Недостатка в публике не было: мичмана и лейтенанты, гарнизонные прапорщики и поручики, студенты и молоденькие коллежские асессоры из управления градоначальника, путейские инженеры и таможенные служащие в невысоких чинах — все неспешно следовали по кругу, поддерживая под ручки своих дам. Прекрасная половина человечества была представлена в основном гостьями из России: петербургскими девицами на выданье, перебравшимися в Гельсингфорс вслед за отцами семейств, солидными кавторангами, подполковниками и чиновниками, утверждавшими в финской глуши власть Российской Империи. Захаживали и белобрысые, молочно-розовые дочки финских или шведских промышленников и торговцев. «Флотских» барышень было все же больше других — Гельсингфорс принадлежит флоту, и эту прописную истину никто не станет оспаривать…

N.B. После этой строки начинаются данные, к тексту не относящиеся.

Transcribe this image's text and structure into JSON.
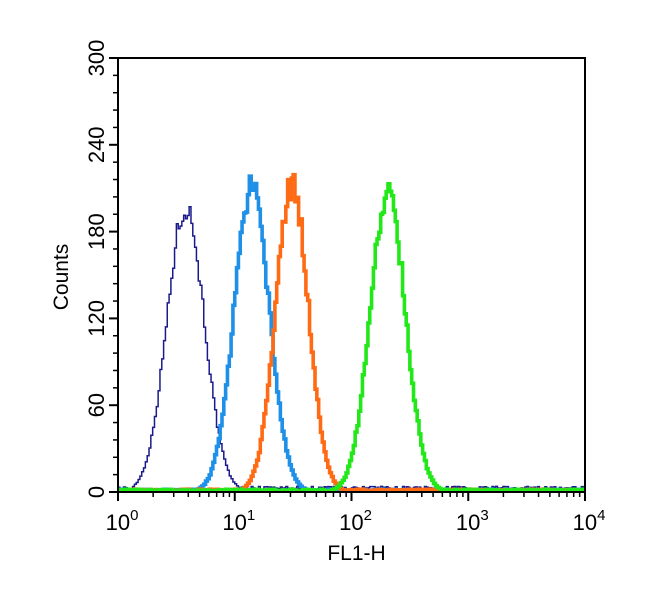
{
  "chart_data": {
    "type": "histogram",
    "xlabel": "FL1-H",
    "ylabel": "Counts",
    "x_scale": "log",
    "xlim": [
      1,
      10000
    ],
    "ylim": [
      0,
      300
    ],
    "grid": false,
    "y_ticks": [
      0,
      60,
      120,
      180,
      240,
      300
    ],
    "x_ticks": [
      {
        "base": "10",
        "exp": "0",
        "value": 1
      },
      {
        "base": "10",
        "exp": "1",
        "value": 10
      },
      {
        "base": "10",
        "exp": "2",
        "value": 100
      },
      {
        "base": "10",
        "exp": "3",
        "value": 1000
      },
      {
        "base": "10",
        "exp": "4",
        "value": 10000
      }
    ],
    "series": [
      {
        "color": "#1a1a8c",
        "stroke_weight": "thin",
        "peak_x": 3.8,
        "peak_y": 197,
        "spread_log10": 0.16,
        "floor": 3
      },
      {
        "color": "#1e90e8",
        "stroke_weight": "thick",
        "peak_x": 14,
        "peak_y": 210,
        "spread_log10": 0.15,
        "floor": 1.5
      },
      {
        "color": "#ff6a14",
        "stroke_weight": "thick",
        "peak_x": 31,
        "peak_y": 212,
        "spread_log10": 0.14,
        "floor": 1.5
      },
      {
        "color": "#22e81a",
        "stroke_weight": "thick",
        "peak_x": 205,
        "peak_y": 208,
        "spread_log10": 0.15,
        "floor": 1.5
      }
    ]
  }
}
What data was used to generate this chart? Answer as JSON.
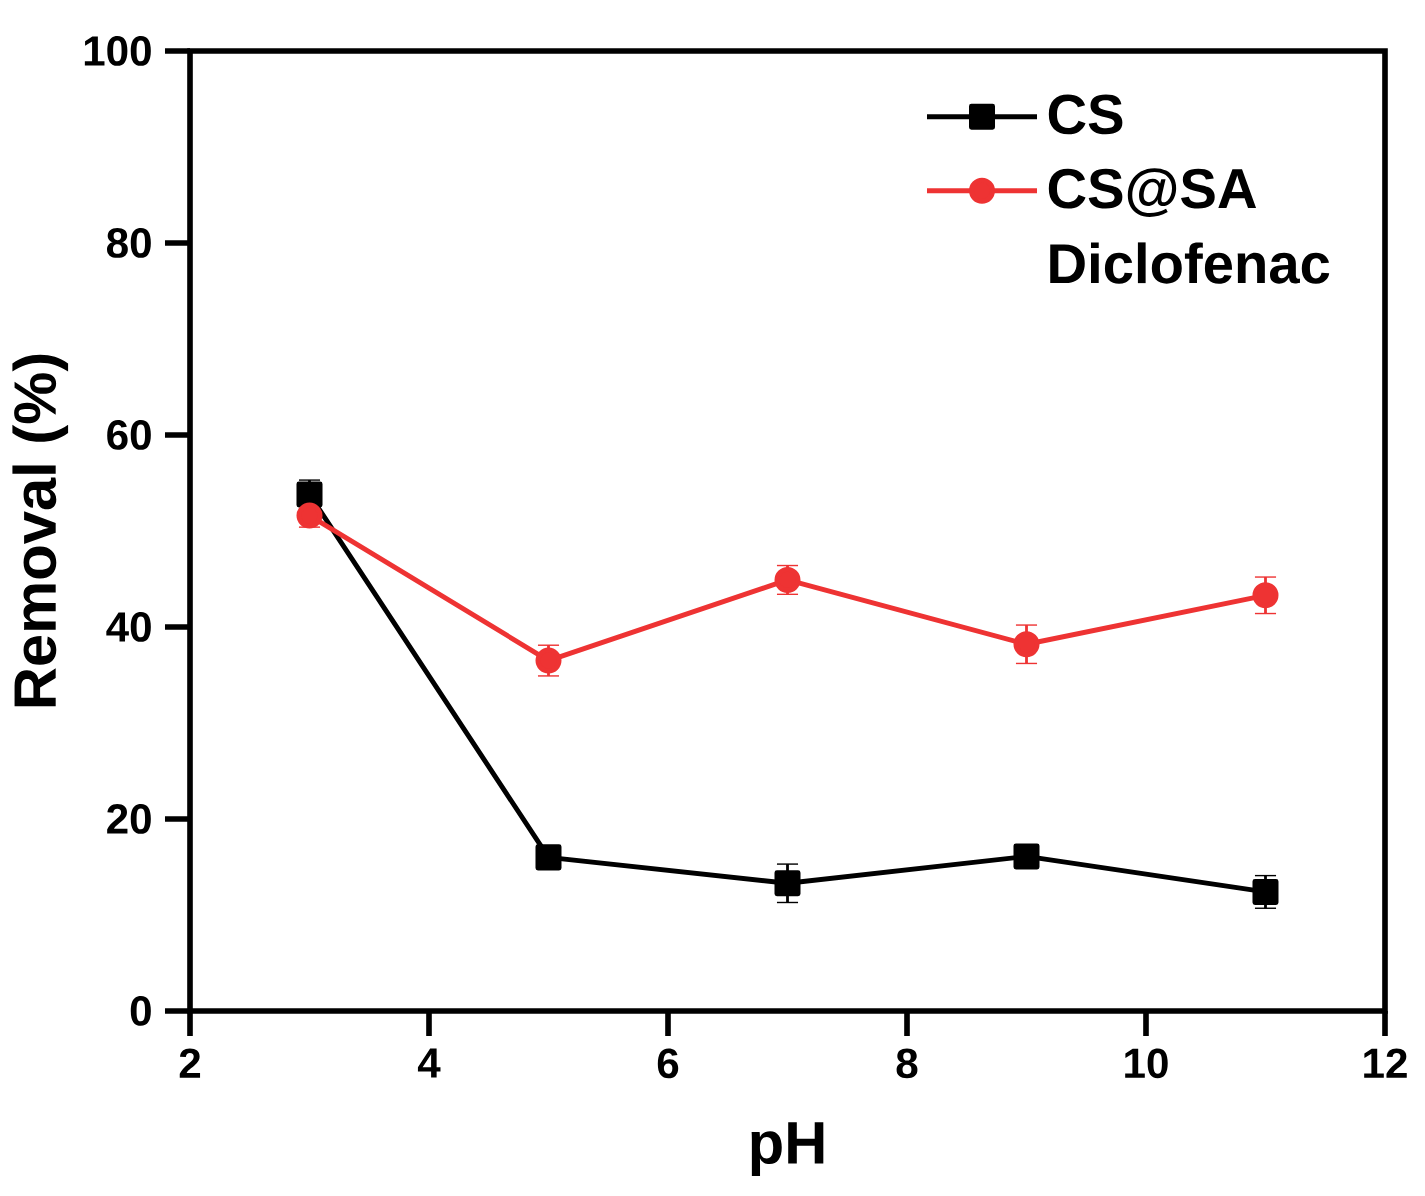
{
  "chart_data": {
    "type": "line",
    "xlabel": "pH",
    "ylabel": "Removal (%)",
    "legend_title": "Diclofenac",
    "x": [
      3,
      5,
      7,
      9,
      11
    ],
    "series": [
      {
        "name": "CS",
        "color": "#000000",
        "marker": "square",
        "values": [
          53.8,
          16.0,
          13.3,
          16.1,
          12.4
        ],
        "errors": [
          1.5,
          1.2,
          2.0,
          1.2,
          1.7
        ]
      },
      {
        "name": "CS@SA",
        "color": "#ee3333",
        "marker": "circle",
        "values": [
          51.6,
          36.5,
          44.9,
          38.2,
          43.3
        ],
        "errors": [
          1.2,
          1.6,
          1.5,
          2.0,
          1.9
        ]
      }
    ],
    "xlim": [
      2,
      12
    ],
    "xticks": [
      2,
      4,
      6,
      8,
      10,
      12
    ],
    "ylim": [
      0,
      100
    ],
    "yticks": [
      0,
      20,
      40,
      60,
      80,
      100
    ],
    "grid": false,
    "legend": "top right"
  }
}
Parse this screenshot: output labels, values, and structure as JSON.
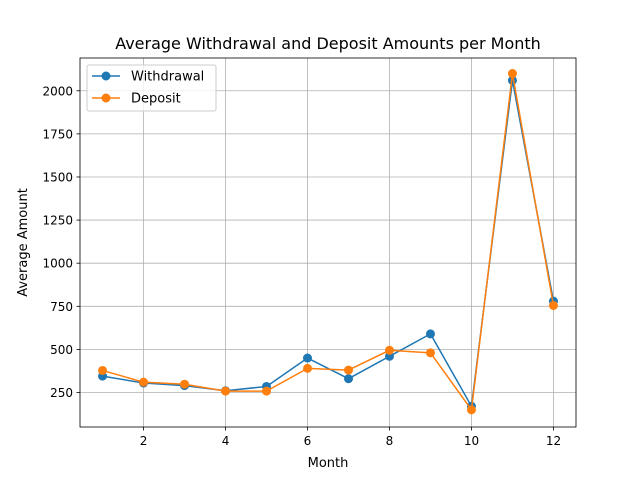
{
  "chart_data": {
    "type": "line",
    "title": "Average Withdrawal and Deposit Amounts per Month",
    "xlabel": "Month",
    "ylabel": "Average Amount",
    "x": [
      1,
      2,
      3,
      4,
      5,
      6,
      7,
      8,
      9,
      10,
      11,
      12
    ],
    "xlim": [
      0.45,
      12.55
    ],
    "ylim": [
      50,
      2190
    ],
    "xticks": [
      2,
      4,
      6,
      8,
      10,
      12
    ],
    "yticks": [
      250,
      500,
      750,
      1000,
      1250,
      1500,
      1750,
      2000
    ],
    "grid": true,
    "legend_position": "upper-left",
    "series": [
      {
        "name": "Withdrawal",
        "color": "#1f77b4",
        "marker": "circle",
        "values": [
          345,
          305,
          290,
          260,
          285,
          450,
          330,
          460,
          590,
          170,
          2060,
          780
        ]
      },
      {
        "name": "Deposit",
        "color": "#ff7f0e",
        "marker": "circle",
        "values": [
          378,
          310,
          298,
          258,
          258,
          390,
          380,
          495,
          480,
          150,
          2100,
          755
        ]
      }
    ]
  }
}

По воскресеньям проходили соревнования конькобежцев. Сережа рискнул поучаствовать в одном из забегов, но на повороте упал и так растянул лодыжку, что потом неделю ходил, опираясь на трость. Он пристрастился к пешим прогулкам по городу; столица Великого княжества Финляндского завораживала его сходством с Петербургом; здесь многое было, словно хитрым прибором пантографом, скопировано со столицы Империи — разумеется, с соблюдением масштаба. Вокзал, фасады зданий на центральных улицах, путевой императорский дворец и резиденция генерал-губернатора, здания Морского штаба и офицерского собрания — все дышало неповторимым петербургским духом.